March 14, 2018 By Nathaly Pesantez
The Court Square Civic Association is calling on the city to turn a large building along Jackson Avenue into a permanent elementary school for the neighborhood.
In a petition created a week ago, the civic group points to the four-story building at 27-35 Jackson Ave. to be purchased and and renovated for a full Pre-K to fifth grade elementary school.
The building has housed a Pre-K center since September 2017, and will also act as the temporary site for P.S. 375, an elementary school set to open on Center Boulevard in 2021, beginning this upcoming school year. The site also holds an immigration services and adult learning center.
Becky Barnes, vice president of the CSCA and chair of the education committee, said she started the petition in response to a complaint long heard in Court Square—that the neighborhood lacks schools and proper infrastructure stemming from a 2001 rezoning to the area.
“Long Island City has been rezoned with very minimal provision for the fact that it’s a neighborhood,” Barnes said. “There are no schools for elementary or middle school students here. All we have is a Pre-K center.”
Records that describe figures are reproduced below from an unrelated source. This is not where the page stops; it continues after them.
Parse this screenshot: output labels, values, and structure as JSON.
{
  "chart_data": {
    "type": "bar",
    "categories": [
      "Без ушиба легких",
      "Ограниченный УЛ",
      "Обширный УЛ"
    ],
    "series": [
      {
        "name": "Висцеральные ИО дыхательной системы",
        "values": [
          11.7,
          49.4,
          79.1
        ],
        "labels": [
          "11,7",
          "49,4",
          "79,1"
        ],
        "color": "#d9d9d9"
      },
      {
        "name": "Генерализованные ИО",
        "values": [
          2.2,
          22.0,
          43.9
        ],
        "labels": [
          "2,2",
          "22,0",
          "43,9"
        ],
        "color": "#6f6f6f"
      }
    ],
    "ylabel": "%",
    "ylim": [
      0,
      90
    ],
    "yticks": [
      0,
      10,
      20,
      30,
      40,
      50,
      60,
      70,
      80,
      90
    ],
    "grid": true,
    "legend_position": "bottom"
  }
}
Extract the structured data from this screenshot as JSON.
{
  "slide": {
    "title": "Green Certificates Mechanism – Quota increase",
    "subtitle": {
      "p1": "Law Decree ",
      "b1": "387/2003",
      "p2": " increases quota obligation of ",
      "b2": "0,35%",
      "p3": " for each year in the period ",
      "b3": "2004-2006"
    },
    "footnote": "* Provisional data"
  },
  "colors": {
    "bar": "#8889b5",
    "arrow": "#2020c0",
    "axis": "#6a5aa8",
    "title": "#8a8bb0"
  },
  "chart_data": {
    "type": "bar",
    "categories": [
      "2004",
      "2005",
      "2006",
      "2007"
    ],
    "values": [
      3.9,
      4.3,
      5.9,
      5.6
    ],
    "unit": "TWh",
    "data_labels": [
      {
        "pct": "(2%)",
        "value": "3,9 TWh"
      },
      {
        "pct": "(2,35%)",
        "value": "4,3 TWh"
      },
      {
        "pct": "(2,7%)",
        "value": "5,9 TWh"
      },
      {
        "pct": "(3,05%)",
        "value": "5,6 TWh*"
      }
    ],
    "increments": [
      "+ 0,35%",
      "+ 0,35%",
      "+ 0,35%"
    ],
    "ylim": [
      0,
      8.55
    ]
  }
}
Barnes notes that hundreds of residential buildings have opened since PS 78, their only zoned elementary school, opened over two decades ago along the Hunters Point waterfront.
And a lot more are on the way. Over 19,000 units are in planning or under construction as of October 2017, according to a recent report from the Long Island City Partnership.
But the focus on the Jackson Avenue building came as the Department of Education recently announced plans to bring P.S. 375’s incubation site there after the community shot down prior plans to have it in Woodside. With the Court Square building already housing a Pre-K center, Barnes says the entire site can easily become a full-fledged school.
“There’s nothing in the way of a permanent school for students from kindergarten to grade five,” Barnes said.
She added that the School Construction Authority can use funds they have allocated in their budget—specifically for Long Island City schools—to add windows, additional floors, outdoor space, and other features to the building.
The petition, which has 673 signatures as of Wednesday morning, is directed at officials from the School Construction Authority, and elected leaders like Assemblywoman Cathy Nolan, State Senator Michael Gianaris, and Councilmember Jimmy Van Bramer.
“Court Square needs a school desperately,” Van Bramer said. “There are thousands of new residents calling Court Square home with no place to send their children for elementary school. We need schools and we need them now.”
SCA officials told the CSCA back in a February meeting that they are actively pursuing negotiations for school sites in Court Square. In addition, the SCA reached out to the group last Friday in response to the petition, and offered to meet with the group privately in April, Barnes said.
“We want the community to be developed responsibly,” Barnes said. “We want the Department of Education and the mayor’s office to plan for the community here, not the community that is wanted.”
The Department of Education did not issue a statement to the LIC Post by press time.